Widely read during her lifetime, her poems are too diffuse, too tinged with sadness, too didactic for the taste of to-day; but there is in them a genuine poetic feeling, a sincere love and interpretation of nature which is attractive. Her prose works, especially Clovernook Papers (1852), had a large sale in this country and in Great Britain; a second series was issued in 1853. In 1855 Clovernook Children proved popular with young people. Her other publications were Hager, a Story of Today (1852), Lyra and Other Poems (1852), Married, Not Mated (1856), Pictures of Country Life (1859), Ballads, Lyrics and Hymns (1866), Snow-Berries (1867), The Bishop's Son (1867), The Lover's Diary (1868).
Alice died of tuberculosis in 1871 in New York at age 51. The pallbearers at her funeral included P. T. Barnum and Horace Greeley.
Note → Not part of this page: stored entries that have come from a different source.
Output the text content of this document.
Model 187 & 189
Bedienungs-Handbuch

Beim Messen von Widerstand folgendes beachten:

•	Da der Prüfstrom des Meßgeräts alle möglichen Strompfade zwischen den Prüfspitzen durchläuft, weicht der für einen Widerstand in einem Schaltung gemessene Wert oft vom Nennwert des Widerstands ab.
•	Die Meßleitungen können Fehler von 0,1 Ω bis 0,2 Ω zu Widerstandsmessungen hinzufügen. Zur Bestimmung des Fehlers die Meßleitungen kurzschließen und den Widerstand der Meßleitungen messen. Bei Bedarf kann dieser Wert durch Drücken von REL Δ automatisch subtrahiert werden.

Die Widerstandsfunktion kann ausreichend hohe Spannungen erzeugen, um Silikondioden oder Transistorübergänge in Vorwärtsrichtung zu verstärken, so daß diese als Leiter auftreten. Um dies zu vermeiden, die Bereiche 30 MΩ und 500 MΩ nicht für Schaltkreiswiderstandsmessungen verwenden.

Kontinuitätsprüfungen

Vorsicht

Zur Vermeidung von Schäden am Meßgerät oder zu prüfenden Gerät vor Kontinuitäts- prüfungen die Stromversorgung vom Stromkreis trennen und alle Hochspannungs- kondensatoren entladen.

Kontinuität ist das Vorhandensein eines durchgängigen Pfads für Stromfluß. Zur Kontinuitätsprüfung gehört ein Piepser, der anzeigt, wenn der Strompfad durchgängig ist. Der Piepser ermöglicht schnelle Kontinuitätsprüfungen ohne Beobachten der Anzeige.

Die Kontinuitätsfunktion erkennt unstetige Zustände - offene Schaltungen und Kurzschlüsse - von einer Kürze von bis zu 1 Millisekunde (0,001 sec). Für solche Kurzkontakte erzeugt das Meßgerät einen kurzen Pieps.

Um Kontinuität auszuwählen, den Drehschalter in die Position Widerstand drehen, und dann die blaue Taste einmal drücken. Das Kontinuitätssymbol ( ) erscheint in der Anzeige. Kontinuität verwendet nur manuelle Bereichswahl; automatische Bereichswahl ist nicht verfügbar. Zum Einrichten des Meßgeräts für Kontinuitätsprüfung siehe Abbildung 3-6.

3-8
Alice Cary is buried alongside her sister Phoebe in Green-Wood Cemetery, Brooklyn, New York.
Religion
The breadth of her religious sympathies attached her to the Universalist Church and she accepted most of its doctrines.
Membership
She was the first president of the first woman's club (the Sorosis) in America.
Personality
The social charm of the two sisters more than their reputation as poets was the chief attraction. Alice seemed to her friends greater and sweeter than any song she ever sang. Full of unselfish interest in individuals, she was an intelligent and eager champion of the great causes making for human advancement.